Orchestrer l’innovation sans renoncer à la régulation

L’un des défis majeurs pour le Conseil sera d’articuler l’innovation technologique, la régulation normative et l’acceptabilité sociale. L’essor fulgurant des agents génératifs, des assistants intelligents ou des outils d’automatisation cognitive crée un effet d’aubaine pour les entreprises, mais expose aussi à des risques juridiques, sécuritaires et sociaux mal balisés. La fragmentation des référentiels, entre normes techniques, cadres éthiques et dispositifs sectoriels, accentue cette complexité.

Le Conseil devra ainsi formuler des recommandations sur des thématiques comme la transparence algorithmique, les obligations de documentation des modèles, les exigences en matière d’explicabilité ou les principes de soutenabilité environnementale des systèmes d’IA. Il s’agira aussi d’évaluer l’adéquation des offres commerciales, souveraines et non souveraines, aux besoins stratégiques des administrations et des entreprises françaises.

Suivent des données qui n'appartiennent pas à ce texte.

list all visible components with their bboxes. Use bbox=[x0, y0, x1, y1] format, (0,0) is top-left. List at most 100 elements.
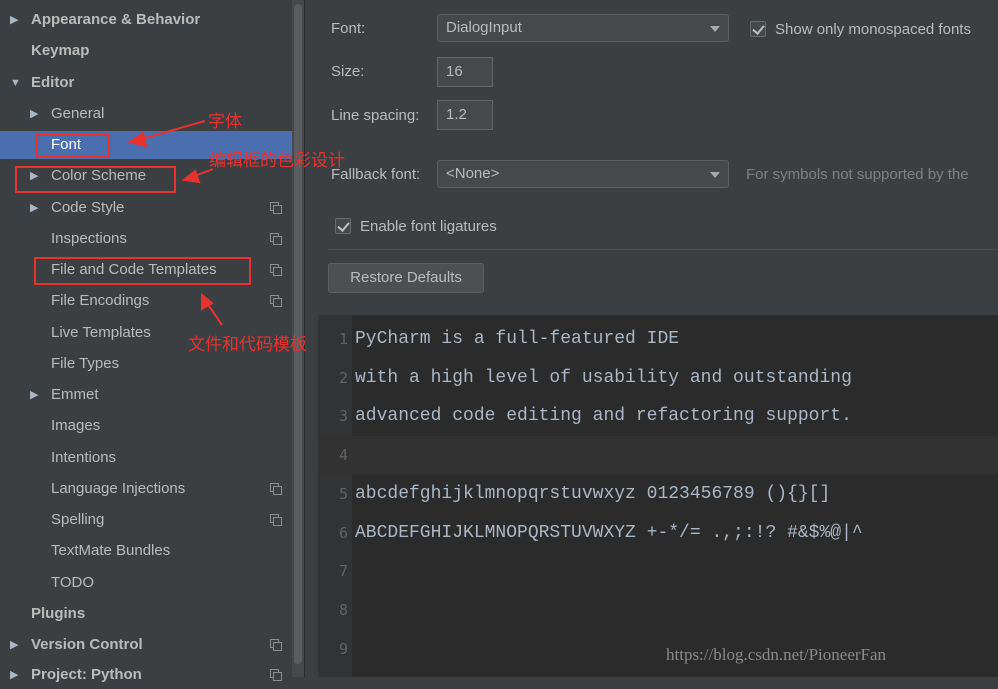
tree-item-label: File Encodings bbox=[51, 292, 150, 309]
line-number: 9 bbox=[338, 640, 348, 658]
project-level-icon bbox=[270, 483, 282, 495]
checkmark-icon bbox=[752, 22, 765, 35]
tree-item-plugins[interactable]: Plugins bbox=[0, 600, 304, 628]
tree-item-version-control[interactable]: ▶ Version Control bbox=[0, 631, 304, 659]
watermark: https://blog.csdn.net/PioneerFan bbox=[666, 645, 887, 664]
line-number: 4 bbox=[338, 446, 348, 464]
restore-defaults-button[interactable]: Restore Defaults bbox=[328, 263, 484, 293]
expand-arrow-icon[interactable]: ▶ bbox=[30, 194, 38, 222]
monospaced-checkbox[interactable] bbox=[750, 21, 766, 37]
preview-line-current: 4 bbox=[318, 436, 998, 474]
annotation-box-font bbox=[36, 134, 110, 158]
font-dropdown-value: DialogInput bbox=[446, 19, 522, 36]
preview-line: 8 bbox=[318, 591, 998, 629]
font-label: Font: bbox=[331, 20, 366, 37]
separator bbox=[328, 249, 998, 250]
checkmark-icon bbox=[337, 219, 350, 232]
tree-item-images[interactable]: Images bbox=[0, 412, 304, 440]
fallback-font-value: <None> bbox=[446, 165, 500, 182]
line-spacing-field[interactable]: 1.2 bbox=[437, 100, 493, 130]
tree-item-label: Appearance & Behavior bbox=[31, 11, 201, 28]
tree-item-language-injections[interactable]: Language Injections bbox=[0, 475, 304, 503]
preview-text: advanced code editing and refactoring su… bbox=[355, 406, 852, 426]
fallback-font-label: Fallback font: bbox=[331, 166, 421, 183]
ligatures-label[interactable]: Enable font ligatures bbox=[360, 218, 497, 235]
tree-item-label: Version Control bbox=[31, 636, 143, 653]
tree-item-label: File Types bbox=[51, 355, 120, 372]
tree-item-label: Images bbox=[51, 417, 101, 434]
preview-text: ABCDEFGHIJKLMNOPQRSTUVWXYZ +-*/= .,;:!? … bbox=[355, 523, 863, 543]
tree-item-keymap[interactable]: Keymap bbox=[0, 37, 304, 65]
project-level-icon bbox=[270, 264, 282, 276]
tree-item-label: Live Templates bbox=[51, 324, 151, 341]
preview-line: 6 ABCDEFGHIJKLMNOPQRSTUVWXYZ +-*/= .,;:!… bbox=[318, 514, 998, 552]
project-level-icon bbox=[270, 202, 282, 214]
tree-item-label: Language Injections bbox=[51, 480, 186, 497]
annotation-box-color-scheme bbox=[15, 166, 176, 193]
expand-arrow-icon[interactable]: ▶ bbox=[10, 631, 18, 659]
line-number: 6 bbox=[338, 524, 348, 542]
annotation-text-color-scheme: 编辑框的色彩设计 bbox=[209, 151, 345, 171]
preview-text: abcdefghijklmnopqrstuvwxyz 0123456789 ()… bbox=[355, 484, 831, 504]
annotation-text-templates: 文件和代码模板 bbox=[188, 335, 307, 355]
size-label: Size: bbox=[331, 63, 365, 80]
font-dropdown[interactable]: DialogInput bbox=[437, 14, 729, 42]
tree-item-label: Inspections bbox=[51, 230, 127, 247]
line-spacing-label: Line spacing: bbox=[331, 107, 420, 124]
tree-item-label: Intentions bbox=[51, 449, 117, 466]
tree-item-project-python[interactable]: ▶ Project: Python bbox=[0, 661, 304, 689]
monospaced-label[interactable]: Show only monospaced fonts bbox=[775, 21, 971, 38]
fallback-font-dropdown[interactable]: <None> bbox=[437, 160, 729, 188]
project-level-icon bbox=[270, 669, 282, 681]
tree-item-emmet[interactable]: ▶ Emmet bbox=[0, 381, 304, 409]
ligatures-checkbox[interactable] bbox=[335, 218, 351, 234]
chevron-down-icon bbox=[710, 172, 720, 178]
expand-arrow-icon[interactable]: ▶ bbox=[10, 661, 18, 689]
size-field[interactable]: 16 bbox=[437, 57, 493, 87]
line-number: 8 bbox=[338, 601, 348, 619]
tree-item-code-style[interactable]: ▶ Code Style bbox=[0, 194, 304, 222]
project-level-icon bbox=[270, 295, 282, 307]
tree-item-label: TextMate Bundles bbox=[51, 542, 171, 559]
tree-item-textmate-bundles[interactable]: TextMate Bundles bbox=[0, 537, 304, 565]
preview-line: 5 abcdefghijklmnopqrstuvwxyz 0123456789 … bbox=[318, 475, 998, 513]
tree-item-label: Plugins bbox=[31, 605, 86, 622]
line-number: 2 bbox=[338, 369, 348, 387]
preview-line: 7 bbox=[318, 552, 998, 590]
preview-line: 2 with a high level of usability and out… bbox=[318, 359, 998, 397]
tree-item-intentions[interactable]: Intentions bbox=[0, 444, 304, 472]
tree-item-spelling[interactable]: Spelling bbox=[0, 506, 304, 534]
expand-arrow-icon[interactable]: ▶ bbox=[30, 381, 38, 409]
tree-item-label: Code Style bbox=[51, 199, 125, 216]
collapse-arrow-icon[interactable]: ▼ bbox=[10, 69, 21, 97]
tree-item-label: General bbox=[51, 105, 105, 122]
preview-text: with a high level of usability and outst… bbox=[355, 368, 852, 388]
tree-item-label: Spelling bbox=[51, 511, 105, 528]
tree-item-file-encodings[interactable]: File Encodings bbox=[0, 287, 304, 315]
line-number: 1 bbox=[338, 330, 348, 348]
preview-line: 9 bbox=[318, 630, 998, 668]
line-number: 7 bbox=[338, 562, 348, 580]
tree-item-general[interactable]: ▶ General bbox=[0, 100, 304, 128]
line-number: 5 bbox=[338, 485, 348, 503]
project-level-icon bbox=[270, 639, 282, 651]
tree-item-label: Project: Python bbox=[31, 666, 142, 683]
preview-line: 1 PyCharm is a full-featured IDE bbox=[318, 320, 998, 358]
tree-item-appearance-behavior[interactable]: ▶ Appearance & Behavior bbox=[0, 6, 304, 34]
expand-arrow-icon[interactable]: ▶ bbox=[30, 100, 38, 128]
tree-item-inspections[interactable]: Inspections bbox=[0, 225, 304, 253]
preview-text: PyCharm is a full-featured IDE bbox=[355, 329, 680, 349]
tree-item-todo[interactable]: TODO bbox=[0, 569, 304, 597]
project-level-icon bbox=[270, 233, 282, 245]
annotation-box-templates bbox=[34, 257, 251, 285]
expand-arrow-icon[interactable]: ▶ bbox=[10, 6, 18, 34]
tree-item-label: TODO bbox=[51, 574, 95, 591]
project-level-icon bbox=[270, 514, 282, 526]
fallback-font-hint: For symbols not supported by the bbox=[746, 166, 969, 183]
tree-item-label: Emmet bbox=[51, 386, 99, 403]
annotation-text-font: 字体 bbox=[208, 112, 242, 132]
chevron-down-icon bbox=[710, 26, 720, 32]
font-preview-editor[interactable]: 1 PyCharm is a full-featured IDE 2 with … bbox=[318, 315, 998, 677]
line-number: 3 bbox=[338, 407, 348, 425]
tree-item-editor[interactable]: ▼ Editor bbox=[0, 69, 304, 97]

Un outil au service de la souveraineté numérique

La création de cette nouvelle instance s’inscrit aussi dans une ambition plus large de souveraineté numérique. Face à la domination croissante des plateformes américaines et chinoises, et dans un contexte où même les modèles dits « ouverts » restent dépendants de fournisseurs hyperscalaires, la France cherche à regagner du levier sur l’orientation de ses choix technologiques. Le Conseil pourrait devenir un instrument de cohérence entre les initiatives industrielles (comme France 2030 ou les programmes cloud/IA souverains), les politiques de financement public, et les attentes sociétales en matière de maîtrise
des technologies.

Il pourra également contribuer à renforcer la voix française dans les négociations européennes et internationales, en portant une vision d’un numérique soutenable, humaniste et résolument stratégique. L’enjeu est de ne pas subir les trajectoires technologiques décidées ailleurs, mais de peser dans leur définition et leur encadrement. Ce positionnement nécessite une capacité d’expertise indépendante, capable de formuler des diagnostics lucides et des propositions concrètes, hors des logiques d’influence
ou de lobbying.

Un nouveau centre de gravité pour la politique tech de l’État ?

Au-delà de son rôle consultatif, le Conseil pourrait devenir un centre de gravité transversal pour l’État, en fédérant les réflexions éparses menées par différents ministères, agences ou autorités administratives indépendantes. Il lui reviendra d’apporter de la lisibilité, de la cohérence et une capacité d’anticipation dans un environnement où les cycles d’innovation se raccourcissent et où les effets systémiques se multiplient.

À terme, son efficacité dépendra de sa capacité à instaurer une dynamique de travail interdisciplinaire, à dialoguer avec les territoires, à s’ancrer dans les besoins des utilisateurs publics et privés, et à produire des éclairages stratégiques utiles à la prise de décision. Dans une époque marquée par la montée des incertitudes numériques, le Conseil de l’IA et du numérique est attendu au tournant : il peut incarner un nouvel outil de pilotage de la complexité technologique.